Presbyterians add gay marriage to constitution

by Gregory Tomlin, |

LOUISVILLE, Ky. (Christian Examiner) – The Presbyterian Church USA (PCUSA) has formally approved recognition of gay marriage in its denomination, continuing the group's leftward drift away from biblical Christianity.

Leaders of the 1.8 million-member denomination voted to approve changes to its doctrinal statement on marriage in its Book of Order at its 221st General Assembly last year. That decision, however, required the vote of the presbyteries nationwide.

According to a vote tally provided by the PCUSA, 86 presbyteries voted in favor of updating the PCUSA's statement on marriage.

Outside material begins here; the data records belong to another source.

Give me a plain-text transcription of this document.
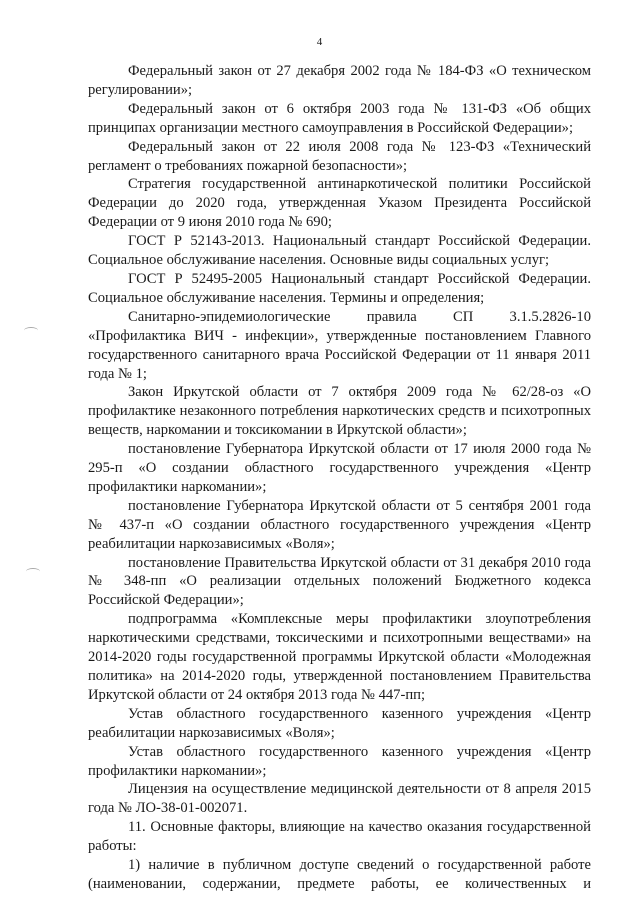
4

Федеральный закон от 27 декабря 2002 года № 184-ФЗ «О техническом регулировании»;

Федеральный закон от 6 октября 2003 года № 131-ФЗ «Об общих принципах организации местного самоуправления в Российской Федерации»;

Федеральный закон от 22 июля 2008 года № 123-ФЗ «Технический регламент о требованиях пожарной безопасности»;

Стратегия государственной антинаркотической политики Российской Федерации до 2020 года, утвержденная Указом Президента Российской Федерации от 9 июня 2010 года № 690;

ГОСТ Р 52143-2013. Национальный стандарт Российской Федерации. Социальное обслуживание населения. Основные виды социальных услуг;

ГОСТ Р 52495-2005 Национальный стандарт Российской Федерации. Социальное обслуживание населения. Термины и определения;

Санитарно-эпидемиологические правила СП 3.1.5.2826-10 «Профилактика ВИЧ - инфекции», утвержденные постановлением Главного государственного санитарного врача Российской Федерации от 11 января 2011 года № 1;

Закон Иркутской области от 7 октября 2009 года № 62/28-оз «О профилактике незаконного потребления наркотических средств и психотропных веществ, наркомании и токсикомании в Иркутской области»;

постановление Губернатора Иркутской области от 17 июля 2000 года № 295-п «О создании областного государственного учреждения «Центр профилактики наркомании»;

постановление Губернатора Иркутской области от 5 сентября 2001 года № 437-п «О создании областного государственного учреждения «Центр реабилитации наркозависимых «Воля»;

постановление Правительства Иркутской области от 31 декабря 2010 года № 348-пп «О реализации отдельных положений Бюджетного кодекса Российской Федерации»;

подпрограмма «Комплексные меры профилактики злоупотребления наркотическими средствами, токсическими и психотропными веществами» на 2014-2020 годы государственной программы Иркутской области «Молодежная политика» на 2014-2020 годы, утвержденной постановлением Правительства Иркутской области от 24 октября 2013 года № 447-пп;

Устав областного государственного казенного учреждения «Центр реабилитации наркозависимых «Воля»;

Устав областного государственного казенного учреждения «Центр профилактики наркомании»;

Лицензия на осуществление медицинской деятельности от 8 апреля 2015 года № ЛО-38-01-002071.

11. Основные факторы, влияющие на качество оказания государственной работы:

1) наличие в публичном доступе сведений о государственной работе (наименовании, содержании, предмете работы, ее количественных и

Forty-one presbyteries voted against the change.

In a video statement from the Office of the General Assembly, a denominational spokesman said the approval of the new language "allows Teaching Elders wider discretion in whose weddings they may conduct and Sessions wider discretion in whose weddings it may host. That discretion could include same gender marriages in states where that is permitted."

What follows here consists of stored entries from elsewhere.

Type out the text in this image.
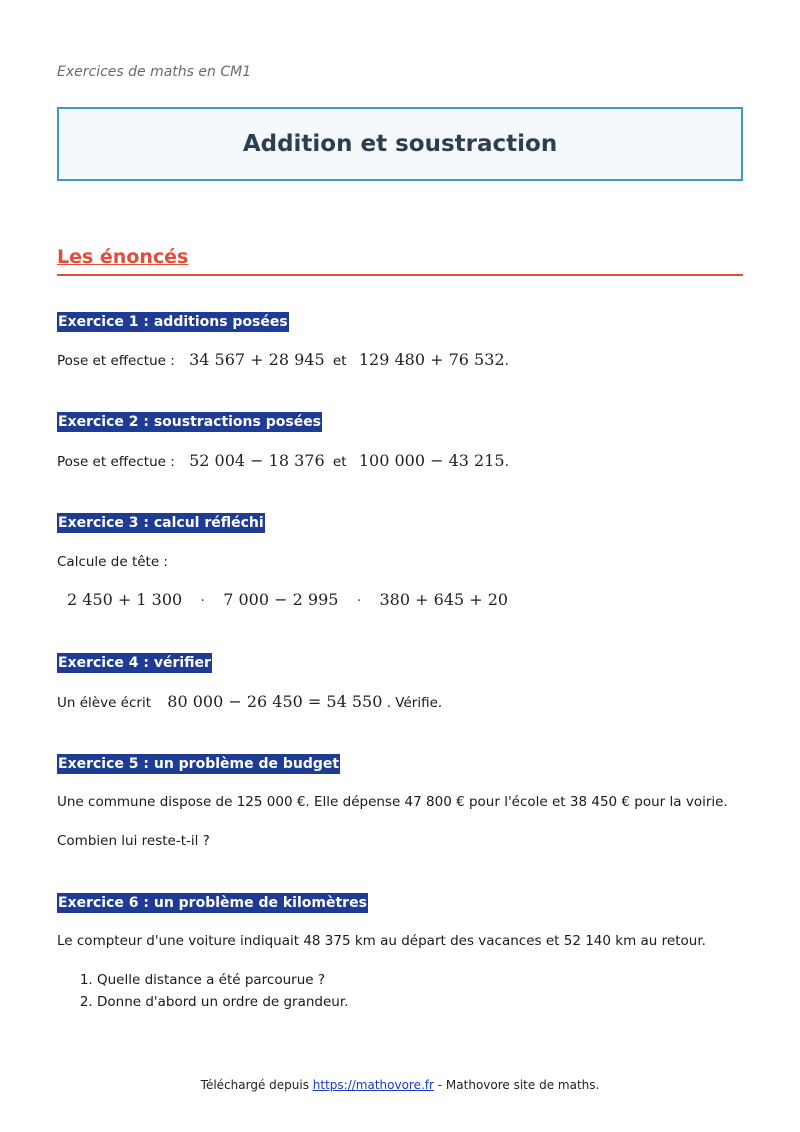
Exercices de maths en CM1
Addition et soustraction
Les énoncés
Exercice 1 : additions posées
Pose et effectue : 34 567 + 28 945 et 129 480 + 76 532.
Exercice 2 : soustractions posées
Pose et effectue : 52 004 − 18 376 et 100 000 − 43 215.
Exercice 3 : calcul réfléchi
Calcule de tête :
2 450 + 1 300 · 7 000 − 2 995 · 380 + 645 + 20
Exercice 4 : vérifier
Un élève écrit 80 000 − 26 450 = 54 550 . Vérifie.
Exercice 5 : un problème de budget
Une commune dispose de 125 000 €. Elle dépense 47 800 € pour l'école et 38 450 € pour la voirie.
Combien lui reste-t-il ?
Exercice 6 : un problème de kilomètres
Le compteur d'une voiture indiquait 48 375 km au départ des vacances et 52 140 km au retour.
1. Quelle distance a été parcourue ?
2. Donne d'abord un ordre de grandeur.
Téléchargé depuis https://mathovore.fr - Mathovore site de maths.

"It is important to note that the determination of what couple a Teaching Elder will marry has and will continue to be with that Teaching Elder. Likewise, the determination by a Session as to whose weddings a congregation will host remains solely with the Session. There is nothing in the amendment to compel any Teaching Elder to conduct a wedding against his or her judgment, nor a Session to host one against its judgment," the spokesman also said.

The spokesman also said church members should exercise "forbearance" with those with whom they disagree, as well as show respect and care for others as they live out "this chapter of our common life."

Until this year, the PCUSA's statement on marriage in its Book of Order said marriage is "a civil contract between a man and a woman" and a "covenant through which a man and a women are called to live out together before God their lives of discipleship."

The new statement on marriage, however, removes references to marriage as a form of discipleship and exclusively as a covenant between a man and a woman. It now reads marriage is a "gift God has given to all humankind for the well-being of the entire human family."

"Marriage involves a unique commitment between two people, traditionally a man and a woman, to love and support each other for the rest of their lives. The sacrificial love that unites the couple sustains them as faithful and responsible members of the church and wider community."

"In civil law, marriage is a contract that recognizes the rights and obligations of the married couple in society. In the Reformed tradition, marriage is also a covenant in which God has an active part, and which the community of faith publicly witnesses and acknowledges."

Importantly, the new statement on marriage in the PCUSA's Book of Order also relaxes teachings on pre-marital counseling, in which the church wishes to assure that at least one person in the marriage is a Christian. It also removes instructions for a minister to exhort the husband and wife with biblical references to marriage during the marriage ceremony.

The PCUSA approved the ordination of openly-gay ministers in 2011 after a long debate within successive General Assemblies. The action further fractured the denomination, which has been hemorrhaging members for more than a decade as a result of its stance on homosexuality and gay marriage.

In 2005, the PCUSA reported its membership rolls at 2.3 million. That number dropped to 2.1 million by 2008 and 1.9 million by 2011 when the group began allowing the ordination of homosexuals.

The denomination is also suffering financially. Revenues supporting its programs have declined by $200 million since 2009. If the downward trend continues, the PCUSA could be spending more than it takes in by 2016. More than 400 churches have already disbanded or left the denomination for more conservative homes.

The move of the PCUSA to allow same-sex marriage follows the trend of other mainline Protestant denominations such as the Episcopal Church in the USA and the Evangelical Lutheran Church, both of which allow individual churches to decide whether or not to conduct gay marriages. Both also saw a significant decline in membership after the decision to recognize same-sex marriage.